On the contrary, I think my simple definition made it clear that undertaker in the sense under study is a specific (and now preemptive) use of the word formerly applied to anyone who undertook anything.

In her neighborhood library, Rofer found nothing better than this, from “Wordly Wise,” by James McDonald: “. . . a person who now accepts specific assignments to dispose of bodies, but who, in the past, might have accepted any undertaking.”

Dorothy Gill quotes “Why Do We Say Such Things?” by Bruce Chapman: “. . . the man who was once called a gravedigger is now called an undertaker--since he undertakes this unpleasant task.” (Actually, a gravedigger is a laborer and undertakes only to dig the grave.)

Rofer is right, though, in rejecting the thought that “ undertaker somehow came from taking the body under the ground.”

“No, can’t be.
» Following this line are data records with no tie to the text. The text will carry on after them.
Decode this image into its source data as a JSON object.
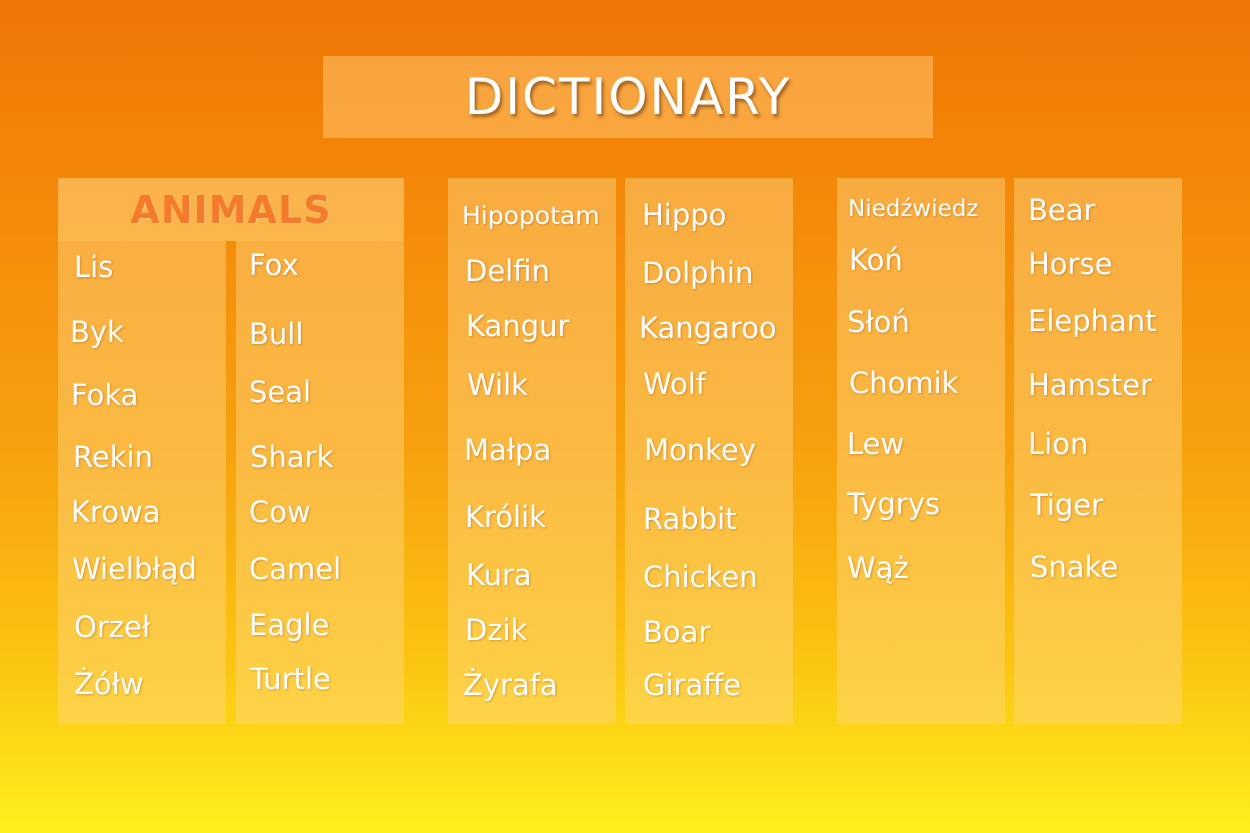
{
  "title": "DICTIONARY",
  "section_header": "ANIMALS",
  "colors": {
    "header_text": "#f47a2c",
    "word_text": "#ffffff",
    "background_top": "#ef7504",
    "background_bottom": "#fdf01a"
  },
  "group1": {
    "polish": [
      "Lis",
      "Byk",
      "Foka",
      "Rekin",
      "Krowa",
      "Wielbłąd",
      "Orzeł",
      "Żółw"
    ],
    "english": [
      "Fox",
      "Bull",
      "Seal",
      "Shark",
      "Cow",
      "Camel",
      "Eagle",
      "Turtle"
    ]
  },
  "group2": {
    "polish": [
      "Hipopotam",
      "Delfin",
      "Kangur",
      "Wilk",
      "Małpa",
      "Królik",
      "Kura",
      "Dzik",
      "Żyrafa"
    ],
    "english": [
      "Hippo",
      "Dolphin",
      "Kangaroo",
      "Wolf",
      "Monkey",
      "Rabbit",
      "Chicken",
      "Boar",
      "Giraffe"
    ]
  },
  "group3": {
    "polish": [
      "Niedźwiedz",
      "Koń",
      "Słoń",
      "Chomik",
      "Lew",
      "Tygrys",
      "Wąż"
    ],
    "english": [
      "Bear",
      "Horse",
      "Elephant",
      "Hamster",
      "Lion",
      "Tiger",
      "Snake"
    ]
  }
}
I don’t think the ancient Brits had such Stygian concepts.”

That is exactly the origin, however, that most letters I have received endorse. “I always thought that they were called that,” writes George Lissauer, “because they took a body and put it under the earth.”

Ruth Roe of Glendale says, “I have always assumed that everyone else’s idea of the origin of the word undertaker was the same as mine: An undertaker is the person who takes you under when you die; in other words, the one who buries you.”

Les Sargent of Ventura says, “An undertaker is simply the man who takes you under.” Conrad Thomas of Ventura says, “The word undertaker , the honest name applied to those who take dead people under. . . .”

Paul Thiele says, “Quite obviously, an undertaker is responsible for taking the deceased under the surface of the Earth.” Walter B. Mourant of Los Osos says: “What’s puzzling about the word undertaker ? He’s the man who takes you under.”

Bobby MacDonald of Woodland Hills says, “Since girlhood I have assumed an undertaker was called that because he took bodies under the ground.” MacDonald denies my observation that undertaker , having been replaced by the euphemisms mortician and funeral director , has vanished from the language: “Not from my language, it hasn’t.”

Joseph Collignon of Irvine says: “I had never understood (the word) to relate to the verb to undertake. I had always understood the word to mean to take under, as in putting the body under ground.”

Guy R. Turgeon is on the right track when he notes that in French an undertaker is an entrepreneur de pompes funebres , an undertaker of funeral ceremonies.

I suppose there is no harm in thinking that the word undertaker means literally to take under. What if they’d called themselves entrepreneurs instead of undertakers? Entrepreneur would by now be as unfashionable a word as undertaker .

Meanwhile, Jack B. Kennett of Laguna Hills explains that in advertising “all cremations done singularly,” the Crippen Mortuary means one at a time. I had said, “One wonders what a singular cremation might be like.”

Advertisement

I suspected they meant one at a time (remembering the recent stories about a mortuary that was cremating bodies en masse); I was merely making a point of the misuse of singularly in that sense. Singularly means in a unique or extraordinary way. They meant singly .

Kathy Thomas of Ramona offers yet another in the glossary of euphemisms invented by the mortuary business. When her father died, she recalls, she was billed (in advance) for shipping the “cremains” to Pennsylvania.

“Certainly lacks the poetry of ‘ashes to ashes,’ ” she adds.